Journey Without Maps (1936) is Graham Greene's account of his travels as a young man in Liberia, a one-month walk north to south through the country. I enjoyed this one for several reasons. First, Greene's novels are told in different voices. There are the hard-boiled narrators of his potboilers and the literary storytellers of his more serious works, and so to hear Greene's actual voice was new for me. Second, the account itself is interesting, and Greene had plenty of time on the long walk to look back on his life growing up, and he includes that reflection in the account because it becomes in a sense part of the journey. Actually, there are a lot of comparisons between Greene's life back home, as well as European civilization in general, and life in Liberia.
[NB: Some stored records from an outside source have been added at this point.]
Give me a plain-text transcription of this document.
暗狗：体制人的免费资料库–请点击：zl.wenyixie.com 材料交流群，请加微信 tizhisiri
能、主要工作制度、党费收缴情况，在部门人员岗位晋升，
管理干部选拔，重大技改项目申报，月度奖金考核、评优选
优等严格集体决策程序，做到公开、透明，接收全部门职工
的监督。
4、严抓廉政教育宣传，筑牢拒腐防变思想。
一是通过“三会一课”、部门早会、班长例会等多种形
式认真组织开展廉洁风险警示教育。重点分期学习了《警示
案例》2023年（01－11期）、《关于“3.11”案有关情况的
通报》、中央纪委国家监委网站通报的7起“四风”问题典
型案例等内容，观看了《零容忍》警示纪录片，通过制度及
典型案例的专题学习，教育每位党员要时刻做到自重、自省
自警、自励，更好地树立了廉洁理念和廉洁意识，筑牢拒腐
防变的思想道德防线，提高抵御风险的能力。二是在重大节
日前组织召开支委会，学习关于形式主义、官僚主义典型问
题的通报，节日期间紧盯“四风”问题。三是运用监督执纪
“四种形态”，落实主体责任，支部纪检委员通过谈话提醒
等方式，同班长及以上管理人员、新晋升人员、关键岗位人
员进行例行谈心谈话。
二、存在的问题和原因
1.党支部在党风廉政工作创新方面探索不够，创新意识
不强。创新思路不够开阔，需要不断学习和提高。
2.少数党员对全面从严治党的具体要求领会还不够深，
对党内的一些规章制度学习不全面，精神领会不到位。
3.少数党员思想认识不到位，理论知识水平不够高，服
And he throws psychoanalysis into that too, writing:
The method of psychoanalysis is to bring the patient back to the idea which he is repressing: a long journey backwards without maps, catching a clue here and a clue there, as I caught the names of villages from this man and that, until one has to face the general idea, the pain or the memory.
I've read that some of what Greene wrote in this book isn't accurate. I looked up one of the tribes (the Buzies) he encountered but couldn't find this name online, and Google Maps didn't know quite a few of the villages he mentioned. Though, you can't blame Greene considering that, according to him, only two rudimentary maps of the country existed when he visited (the American one with a blank band through its center with only the word "CANNIBALS" crossing it).
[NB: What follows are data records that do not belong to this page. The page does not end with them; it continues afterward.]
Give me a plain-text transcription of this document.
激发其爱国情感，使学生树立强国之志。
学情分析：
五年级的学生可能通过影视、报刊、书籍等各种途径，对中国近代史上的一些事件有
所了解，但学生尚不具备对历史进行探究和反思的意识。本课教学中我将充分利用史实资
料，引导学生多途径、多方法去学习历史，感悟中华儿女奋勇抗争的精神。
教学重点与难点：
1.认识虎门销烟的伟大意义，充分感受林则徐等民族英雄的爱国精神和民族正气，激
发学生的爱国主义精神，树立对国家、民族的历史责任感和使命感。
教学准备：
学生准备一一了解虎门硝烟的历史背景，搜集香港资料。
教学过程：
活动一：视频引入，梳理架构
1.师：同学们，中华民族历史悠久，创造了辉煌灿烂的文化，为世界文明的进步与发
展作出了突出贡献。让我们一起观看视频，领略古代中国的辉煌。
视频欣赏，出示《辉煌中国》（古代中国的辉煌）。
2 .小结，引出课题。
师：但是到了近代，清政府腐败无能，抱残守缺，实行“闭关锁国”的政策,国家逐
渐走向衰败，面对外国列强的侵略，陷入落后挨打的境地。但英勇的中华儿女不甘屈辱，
Greene meets a few peculiar characters in the book, drinks whisky daily, gets very sick towards the end, and makes lots of observations, all written with his singular style and gift for understanding human nature.
Some parts that stuck out:
It seems to be forgotten that Christianity is an Eastern religion to which Western pagans have been quite successfully converted.
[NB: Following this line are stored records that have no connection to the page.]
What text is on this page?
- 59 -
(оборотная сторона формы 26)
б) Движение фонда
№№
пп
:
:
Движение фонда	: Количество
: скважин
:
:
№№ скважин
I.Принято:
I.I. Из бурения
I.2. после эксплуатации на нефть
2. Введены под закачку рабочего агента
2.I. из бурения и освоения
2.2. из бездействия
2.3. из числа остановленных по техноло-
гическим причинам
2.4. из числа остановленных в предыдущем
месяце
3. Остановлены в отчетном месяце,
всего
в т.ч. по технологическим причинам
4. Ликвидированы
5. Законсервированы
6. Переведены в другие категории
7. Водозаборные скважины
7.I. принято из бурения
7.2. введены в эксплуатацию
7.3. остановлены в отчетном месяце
He had fallen from a palm-tree gathering nuts, had broken his arm, and feeling its limp uselessness had taken a knife and cut it off at the elbow.
I had never got used to mice in the wainscot, I was afraid of moths. It was an inherited fear, I shared my mother’s terror of birds, couldn’t touch them, couldn’t bear the feel of their hearts beating in my palm. I avoided them as I avoided ideas I didn’t like, the idea of eternal life and damnation.
Of the Buzie tribe, Graham writes:
Every head of a family in this tribe had his sword and wore it when he left his village, every young man had his dagger, and even the tool of the men working on the farms, the broad-bladed cutlass in its beautifully-worked leather sheath, had an air of chivalry, of an older civilization than the tin shacks on the Coast. Even the poorer tribes beyond the Buzie country, the Gios and the Manos, with their loin-cloths and sores, were not more neglected than were the natives of a Protectorate under the care of a single sanitary inspector.
But what had astonished me about Africa was that it had never been really strange. Gibraltar and Tangier – those extended just parted hands – seemed more than ever to represent an unnatural breach. The ‘heart of darkness' was common to us both. Freud has made us conscious as we have never been before of those ancestral threads which still exist in our unconscious minds to lead us back. The need, of course, has always been felt, to go back and begin again. Mungo Park, Livingstone, Stanley, Rimbaud, Conrad represented only another method to Freud’s, a more costly, less easy method, calling for physical as well as mental strength. The writers, Rimbaud and Conrad, were conscious of this purpose, but one is not certain how far the explorers knew the nature of the fascination which worked on them in the dirt, the disease, the barbarity and the familiarity of Africa.